Wren's World

There are several stories taking place in this world, all middle grade or YA. First are the four Wren books-- Wren to the Rescue, Wren's Quest, Wren's War and Wren Journeymage.

Then there are three stand-alone novels, a middle-grade fantasy adventure called Barefoot Pirate, and two young adult romantic fantasies, A Posse of Princesses, and Lhind the Thief. They can be found at Book View Cafe, or click my bibliography page up at the top.

Here is the map for A Posse of Princesses.

Explanation about Wren's World

A few people have asked whether or not the Wren books and Crown/Court Duel take place on the same world. The answer is typical for me: no, yes, um.

The Crown Duel story, which I wrote in my early twenties, is part of the S-d mega-arc. When my agent liked it, only the Wren books had been published, so I changed some of the outlying details to make it seem to belong to Wren's world. The Firebird and the e-book editions, with the two parts back together, and the Flauvic scene restored, are back where they should be, on S-D. (The e-book also has Vidanric scenes added.)

Here's the long version, which includes the history of Wren's world.

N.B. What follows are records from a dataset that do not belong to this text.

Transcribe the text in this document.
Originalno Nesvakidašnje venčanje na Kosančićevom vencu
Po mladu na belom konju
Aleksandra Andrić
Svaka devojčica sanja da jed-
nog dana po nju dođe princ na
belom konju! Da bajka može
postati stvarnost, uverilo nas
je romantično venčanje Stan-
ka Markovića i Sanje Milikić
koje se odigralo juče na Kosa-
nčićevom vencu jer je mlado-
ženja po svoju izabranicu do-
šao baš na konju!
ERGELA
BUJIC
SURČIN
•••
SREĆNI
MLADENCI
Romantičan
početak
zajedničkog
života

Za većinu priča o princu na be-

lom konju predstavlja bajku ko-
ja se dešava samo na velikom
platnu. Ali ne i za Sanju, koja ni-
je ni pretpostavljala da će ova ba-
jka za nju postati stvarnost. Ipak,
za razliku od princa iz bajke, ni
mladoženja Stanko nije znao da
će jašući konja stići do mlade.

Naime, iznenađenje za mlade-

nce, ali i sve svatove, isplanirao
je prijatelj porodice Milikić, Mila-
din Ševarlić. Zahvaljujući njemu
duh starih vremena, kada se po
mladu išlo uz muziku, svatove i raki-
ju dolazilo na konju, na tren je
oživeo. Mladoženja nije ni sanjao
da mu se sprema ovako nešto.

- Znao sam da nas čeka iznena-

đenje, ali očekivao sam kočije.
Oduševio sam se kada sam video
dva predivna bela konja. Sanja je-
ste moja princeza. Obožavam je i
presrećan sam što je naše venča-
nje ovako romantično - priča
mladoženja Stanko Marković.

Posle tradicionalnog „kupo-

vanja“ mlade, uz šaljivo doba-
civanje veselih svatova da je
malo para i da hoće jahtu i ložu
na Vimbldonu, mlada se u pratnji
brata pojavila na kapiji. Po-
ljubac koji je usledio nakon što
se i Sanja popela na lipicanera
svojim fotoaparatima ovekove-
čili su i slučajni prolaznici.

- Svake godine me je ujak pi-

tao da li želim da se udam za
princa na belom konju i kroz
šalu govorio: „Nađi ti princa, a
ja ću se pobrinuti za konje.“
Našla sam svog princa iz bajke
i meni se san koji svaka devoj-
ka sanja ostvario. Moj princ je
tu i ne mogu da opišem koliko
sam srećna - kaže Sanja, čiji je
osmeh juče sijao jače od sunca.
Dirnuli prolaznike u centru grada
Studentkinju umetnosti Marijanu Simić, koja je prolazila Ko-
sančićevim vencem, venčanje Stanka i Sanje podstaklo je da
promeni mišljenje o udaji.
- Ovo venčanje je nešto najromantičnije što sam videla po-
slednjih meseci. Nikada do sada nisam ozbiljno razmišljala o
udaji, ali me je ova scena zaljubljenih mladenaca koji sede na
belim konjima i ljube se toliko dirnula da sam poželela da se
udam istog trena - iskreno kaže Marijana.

When I was seventeen, a friend said to me, "I wish all the heroines weren't blond with blue eyes." So I told another friend that I was going to write about a brown skinned, brown haired, brown eyed heroine, but that friend got quite angry, saying that I ought not dare to write about minorities as I was a WASP and didn't know how minorities suffered. (We were in high school at the time, remember.) I got the idea for Wren, and blithely began writing it—and I found my way between the wishes of the two friends.

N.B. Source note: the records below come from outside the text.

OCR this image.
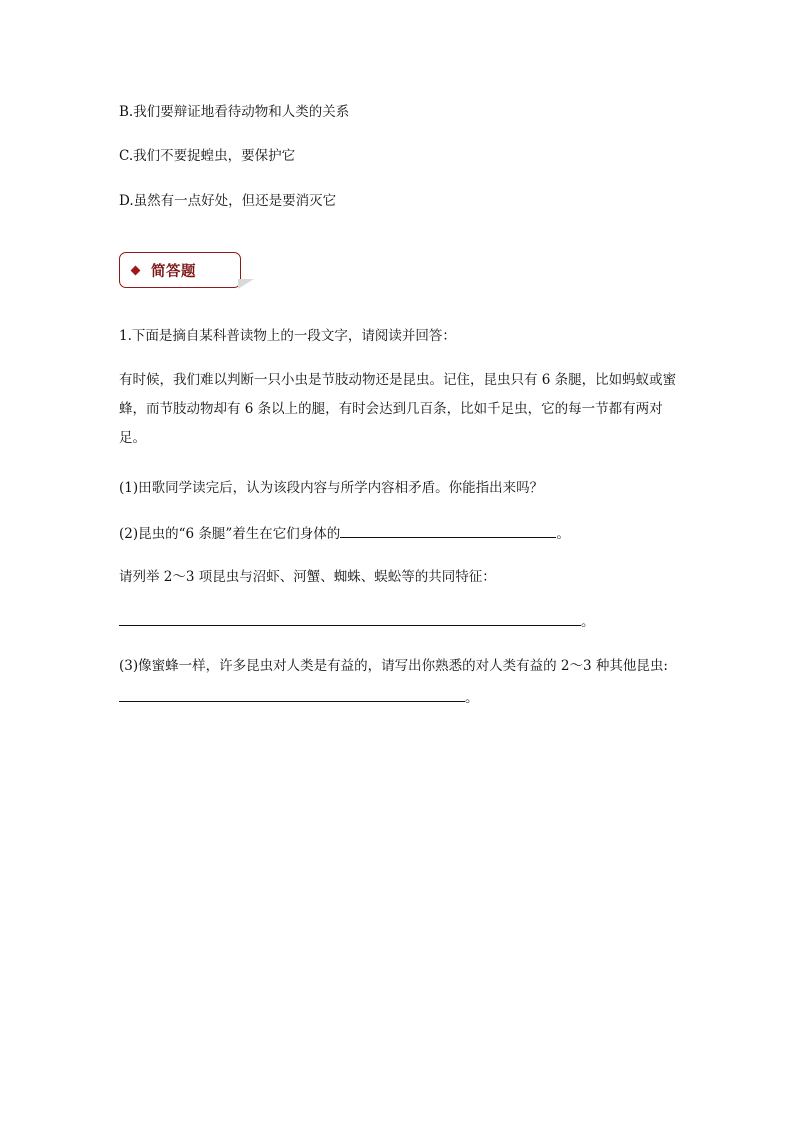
B.我们要辩证地看待动物和人类的关系
C.我们不要捉蝗虫，要保护它
D.虽然有一点好处，但还是要消灭它
简答题
1.下面是摘自某科普读物上的一段文字，请阅读并回答：
有时候，我们难以判断一只小虫是节肢动物还是昆虫。记住，昆虫只有 6 条腿，比如蚂蚁或蜜蜂，而节肢动物却有 6 条以上的腿，有时会达到几百条，比如千足虫，它的每一节都有两对足。
(1)田歌同学读完后，认为该段内容与所学内容相矛盾。你能指出来吗？
(2)昆虫的“6 条腿”着生在它们身体的	。
请列举 2～3 项昆虫与沼虾、河蟹、蜘蛛、蜈蚣等的共同特征：
。
(3)像蜜蜂一样，许多昆虫对人类是有益的，请写出你熟悉的对人类有益的 2～3 种其他昆虫:
。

The first line was: "The phone rang." The title, which I thought so cool at age seventeen, was Tess's Mess. I decided I would make a world, not discover one, like S-d. It would be fun, and it also would not break the "rules" I perceived in children's literature at the time. I also wouldn't commit the error of presuming to write about a minority; I might mention Wren's brown skin, but she would have blue eyes, and the brown and blond striped hair, so she'd be in between.

See, in those days, you didn't have fantasy stories for kids in which kids from this world could go Over There and stay. They always had to come back, grow up, etc. Or, the ending I loathed with intense passion, they were enchanted to forget all their wonderful adventures, or to think "it was all just a dream."

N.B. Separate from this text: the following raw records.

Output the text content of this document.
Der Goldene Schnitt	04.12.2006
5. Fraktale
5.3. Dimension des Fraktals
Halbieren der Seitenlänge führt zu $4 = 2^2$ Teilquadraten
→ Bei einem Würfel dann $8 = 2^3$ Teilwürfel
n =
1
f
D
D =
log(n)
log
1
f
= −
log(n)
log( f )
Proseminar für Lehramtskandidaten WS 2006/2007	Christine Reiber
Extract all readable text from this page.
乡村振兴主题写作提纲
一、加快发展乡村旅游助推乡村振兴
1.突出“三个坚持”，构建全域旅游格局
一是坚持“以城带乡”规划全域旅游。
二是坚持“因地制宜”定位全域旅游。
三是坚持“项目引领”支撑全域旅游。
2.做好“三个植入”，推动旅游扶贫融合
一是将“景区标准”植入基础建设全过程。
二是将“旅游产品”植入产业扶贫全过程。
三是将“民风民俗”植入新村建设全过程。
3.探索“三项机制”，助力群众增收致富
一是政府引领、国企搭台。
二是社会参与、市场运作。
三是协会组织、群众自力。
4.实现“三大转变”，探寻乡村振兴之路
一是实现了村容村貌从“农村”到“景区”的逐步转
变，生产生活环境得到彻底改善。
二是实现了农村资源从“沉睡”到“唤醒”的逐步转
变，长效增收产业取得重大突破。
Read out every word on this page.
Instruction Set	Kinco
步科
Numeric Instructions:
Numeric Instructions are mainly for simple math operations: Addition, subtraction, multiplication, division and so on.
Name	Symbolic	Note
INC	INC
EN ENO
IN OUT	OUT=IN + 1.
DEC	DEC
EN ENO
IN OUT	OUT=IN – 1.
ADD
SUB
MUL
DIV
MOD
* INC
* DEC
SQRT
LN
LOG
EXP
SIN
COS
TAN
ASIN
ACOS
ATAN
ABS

To get around that, I got rid of the Earth part of the story and Wren was an orphan. For the world, I made a Sartorias-deles lite: kept the mage council, the Twelve Towers guild for gathering and disseminating books and knowledge, and changed one of the indigenous races to the Iyon Dayin.

When I write an S-d story, it "feels" like I'm a watcher at the window. I can't change anything that happened any more than I can willfully make myself younger or change our bank account from debt into wealth. It just is, and all I can change is how I write about the events. I wanted to try my hand at a world where I could change things, and the story wouldn't all fall to pieces. S-d is a complicaed crystal structure I am still trying to understand. Wren's world was meant to be like building Legos.

Sooo anyway, I sent Wren out, it almost sold, thank goodness it didn't, I put it away, tried it again in my mid-thirties. Jane Yolen bought Wren, taught me how to revise, and took out the brown skin, saying it didn't really belong. That was 1990. The stripey hair stayed.

When Firebird bought Crown Duel I restored the story to S-d. Wren Journeymage is currently an e-book only, though it will soon be an audio book, and I'm working on POD. The first three have been polished updated for e-book, including the brown skin quietly restored. They, too, are being recorded for audio. The old print editions are still around.